Old idea

The state maintains health and education so you can have a productive life (and pay taxes).

New idea

Private companies sell us health and education which we take out loans to do (and which guarantees an uninterrupted flow of debt repayment money for the businesses that own these institutions).


Jubilee is the ancient practice of debt forgiveness instituted once every seven years and designed as a reset switch to guard against egregious imbalance (like we have now).

Rolling Jubilee has found a loophole to bring back the ancient practice.  In America, banks sell debt to debt collectors for 5 percent or even less and the collectors hound us (the holders of the debt) to make their profit. (How banks can afford to sell so cheaply tells you something about the profits they are making on the system). Rolling Jubilee acts in the same way that the collectors do: they buy the debt at the reduced rate, using donated money. But instead of calling in the loans they cancel the debt. Since their inception they have raised $400,000 to buy and cancel $15m worth of debt. A Jubilee for our times.

Here is Andreou at the Guardian:

This is why the debate on the back-door privatisation of medical and education services in this country matters so much. The extraction of profit from these two key areas changes the social contract in a fundamental way. The idea is no longer that the state will educate you and keep you healthy, so that you may continue to contribute with both your work and your taxes. It has mutated instead into “you will borrow money from the state’s private partners in order to become educated and stay healthy, so that you may continue to contribute to their bottom line.” All of the 99%, in a very real way, work in part for an assortment of financial institutions, largely invisible and certainly unaccountable.

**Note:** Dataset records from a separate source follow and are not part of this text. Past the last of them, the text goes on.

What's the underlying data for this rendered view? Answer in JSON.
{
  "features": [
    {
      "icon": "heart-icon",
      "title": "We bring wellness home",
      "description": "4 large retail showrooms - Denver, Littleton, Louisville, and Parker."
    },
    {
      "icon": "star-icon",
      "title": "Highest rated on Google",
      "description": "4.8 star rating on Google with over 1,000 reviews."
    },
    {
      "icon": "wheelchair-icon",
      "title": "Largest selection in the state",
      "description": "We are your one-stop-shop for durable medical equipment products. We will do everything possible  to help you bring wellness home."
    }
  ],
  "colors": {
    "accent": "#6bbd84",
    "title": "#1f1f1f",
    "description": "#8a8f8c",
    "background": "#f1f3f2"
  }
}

Iceland’s – strangely unreported – decision to write down mortgage debt for its citizens, undermines that notion. A rejection of traditional systems of credit and money as a response to austerity, such as in the barter markets of Volos in Greece and Turin in Italy undermines that notion. The Rolling Jubilee project undermines that notion in a significant way, by asking the sizzling question: “If a corporation is prepared to accept five cents on the dollar in exchange for our debts, if that is our debt’s open market value, how much do we really owe?”

Occupy Wall Street’s debt buying strikes at the heart of capitalism: In buying debt so cheaply and writing it off, Occupy has revealed the illusory and circular nature of owing money, by Alex Andreou, The Guardian

money is a promise: American jubilee


Here is a story about fierce people.  A king decides to sell a servant and his family into slavery to settle the servant’s debt.  The servant begs the king for leniency to repay the debt, and the king has pity and mercy and not only releases the servant but forgives the debt in full.

The same servant meets a man in the street who owes him money and grabs him by the neck, and demands repayment.  The debtor pleads for leniency, but the servant has the man thrown into prison.  Friends of the servant see this cruelty and relate it to the king, their common benefactor.  The king calls the unforgiving servant to him, chastises him for his hypocrisy and lack of mercy, and throws him into prison.

Unhappy ending, sorry.  You probably remember this story from Matthew’s gospel from childhood when you went to Sunday school.  Or if you’re of another faith, echoes of the universality of the message in stories from your own religious teachings.


The author David Graeber wrote a book called Debt: The First 5000 Years.  I have excerpted three passages from one of his chapters below to introduce the idea of Jubilee, which is state sanctioned debt forgiveness.

Jubilee, called amargi (freedom) by the ancients, was perfectly described in the moment – in Matthew’s gospel – when the king forgives the servant and the servant is made free of his obligation.  What exhilaration must have accompanied this transformative moment in the servant’s life.